The government is seeking a “small” number of colleges to pilot simplifications to funding, audit and reporting in the next academic year.
A one-year trial set to run in 2024/25 will aim to reduce complexities by removing “several” funding rules and “some” ringfences within adult and 16 to 19 funding streams, the Department for Education said today without providing exact detail.
Colleges involved in the pilot will also be allowed to deliver skills bootcamps without the need to bid for funding through procurements and those with existing skills bootcamps contracts may be able to access additional funding.
The pilot is part of the DfE’s wider reforms to simplify FE funding and accountability, which involves merging several adult skills budgets into a single skills fund in 2024/25.
The DfE said the pilot will help to improve how the department “deliver adult skills funding to improve predictability”.
It will also “capitalise on the reduced funding rules and ringfences to simplify how we audit and assure FE funding as well as simplify back-end data processing”.
The DfE added that it will develop options with a view to test several simplifications for apprenticeships, which could “include simplifying onboarding, testing new funding approaches and streamlining end point assessment processes”.
There is a separate apprenticeship “expert” provider project currently ongoing to test ways to reduce time and resource spent aiding small employers through the apprenticeship system, learning from which will be shared “where appropriate” with the college simplification pilot.
The DfE said it will work with colleges selected for the pilot to finalise the proposals that will be tested from August 2024.
The pilot is only for general further education colleges because they “deliver the widest range of provision types and therefore are subjected to the most complexity”.
Proposals in the pilot will not impact funding that colleges receive from authorities with devolution deals for adult skills funding, the DfE said, adding that colleges in regions with devolved responsibilities for adult skills are still eligible to apply.
Those selected must be willing to increase their delivery of government “priority” schemes – such as apprenticeships and bootcamps, make a “reasonable” commitment to working with the DfE both before, during and after the pilot through regular workshops and meetings, and be “willing to complete relevant evaluation processes and requirements for the pilot”.
An expression of interest window will close on January 31, with decisions communicated to bidders in February.
From this point the colleges will work with DfE officials to finalise the exact funding rule changes and other simplification proposals ahead of the rollout in August 2024.
Remember the LSC ‘simplification’ back in 2010? The DfE have never understood they are part of the system.

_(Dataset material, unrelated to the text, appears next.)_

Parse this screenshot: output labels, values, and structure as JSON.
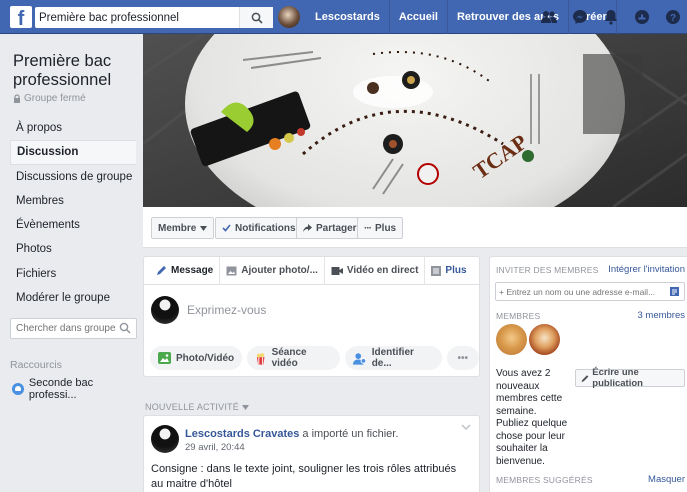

Simplification for them doesn’t mean simplification for providers, employers or learners.
That round of simplification made delivery much more complex. A single course could contain learners funded in multiple different ways with multiple sets of rules.
This round of ‘simplification’, which doesn’t include any areas covered by expanding devolution, means even more divergence. Now we have the prospect of a single course having learners funded in multiple different ways, with multiple different rules from multiple different funders… (and local politics spicing things up)
Try working on the front line caught between having to explain options to learners / employers and leaders who believe it’s been simplified (cos the DfE told them it is!).
High time for Apprenticeships! Battling against the ESFA funding rules, in collaboration with the Accountability Framework, balanced alongside Ofsted and their requirements makes it almost impossible!